Throughout camp, Dallas has been playing with a different edge, running angry behind his pads and persistently keeping his powerful pistons chopping at the point of contact. In many ways, his style has emulated former teammate and two-time 1,000-yard rusher Chris Carson, who was forced to retire due to a neck injury shortly before the start of training camp in July.
Ever since arriving as a fourth-round pick out of Miami in 2020, Dallas has leaned on Carson, who always kept his door open to help young backs whenever they needed it. Even after stepping away from the game, the two friends have stayed in touch and he continues to serve as a mentor off the field.
"Chris was a big help for me," Dallas remarked. "Just seeing a guy like, he's the underdog, the ultimate underdog. He was drafted in the seventh round. You kind of write off guys who were drafted in the seventh round or undrafted or whatever. But he kind of defied the odds and he put it all on the line. From his running style, I tried to incorporate that like I just watched his film and just try to run tough, run as tough as possible. And that's what he did when he was here. He just kind of taught me that without even teaching."
Modeling his game after Carson beyond his rushing ability, the increased physicality has greatly benefitted Dallas and he's been far from alone. Calling Seattle's current backfield group "sextuplets," others such as Rashaad Penny and Travis Homer have also adopted more of a bruising, no non-sense running style in the wake of Carson's departure and enjoyed strong camps in their own right. Collectively as a unit, they've taken on a mindset seeking to run through opposing face masks at any opportunity.
But when assessing where his game has improved the most, along with being a bit faster and quicker, it's all about eye discipline and vision, which Dallas acknowledged putting extra emphasis on this spring.

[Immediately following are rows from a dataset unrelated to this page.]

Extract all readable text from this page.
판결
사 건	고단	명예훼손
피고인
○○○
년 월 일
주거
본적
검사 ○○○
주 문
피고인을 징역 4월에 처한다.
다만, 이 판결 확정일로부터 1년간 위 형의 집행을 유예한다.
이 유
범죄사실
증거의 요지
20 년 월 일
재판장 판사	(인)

"What I did prioritize was just eye discipline, just learning how to how to be a better running back," Dallas remarked. "Your eyes are physical, but like, [I tried] not to focus so much on being fast or being strong, but just being disciplined about where my eyes are on runs because you can put anybody in any system, no matter what they run. If they know how to read a front and dissect the front before the play even happens, they can break off 20 and 30 yarders."
As evidenced by two runs of 10-plus yards against the Steelers and several big runs ripped off during camp practices, Dallas' efforts have paid off, particularly on zone blocking concepts that often require backs to pay greater attention to pre-snap details such as defensive line alignment and linebacker placement. Given how frequently offensive coordinator Shane Waldron calls zone concepts, including wide and mid-zone varieties, he knew he had to upgrade that aspect of his game.
"With zone running, you've just got to know, like we always say, get a pre-snap read of the front and see where everybody is. And you can cancel out a bunch of different gaps, right?" Dallas explained. "So if you got an over or under front, cancel out the gaps, depending on what front you have. And that's what I've just been working on, just recognizing the front, seeing where the linebackers are, just trying to see it and hit it before it even develops."
There's no question Dallas has improved leaps and bounds in regard to his vision and pre-snap recognition. He's light years ahead of where he was in his first two seasons. Coupled with his bruising running style and former receiver background, he's developed into a quality all-around back who can handle a large workload when necessary while also being a viable third down specialist.
As for where he fits into the organization's plans this season, Dallas isn't worried about his individual statistics or how often he sees the field on offense. Regardless of whether he starts out of the backfield or plays just five snaps, with the bad taste of a last place finish still in his mouth, his ultimate goal remains to do whatever it takes to help his team win and pursue a Super Bowl.
With that said, now that Walker III may be out to start the regular season, Dallas has positioned himself to be a major factor for the Seahawks not only on special teams, but as a key cog in their backfield rotation. Based on how he's performed in camp and two preseason games, his sights should now be set on emerging as a legitimate difference maker for a young squad looking to prove skeptics wrong.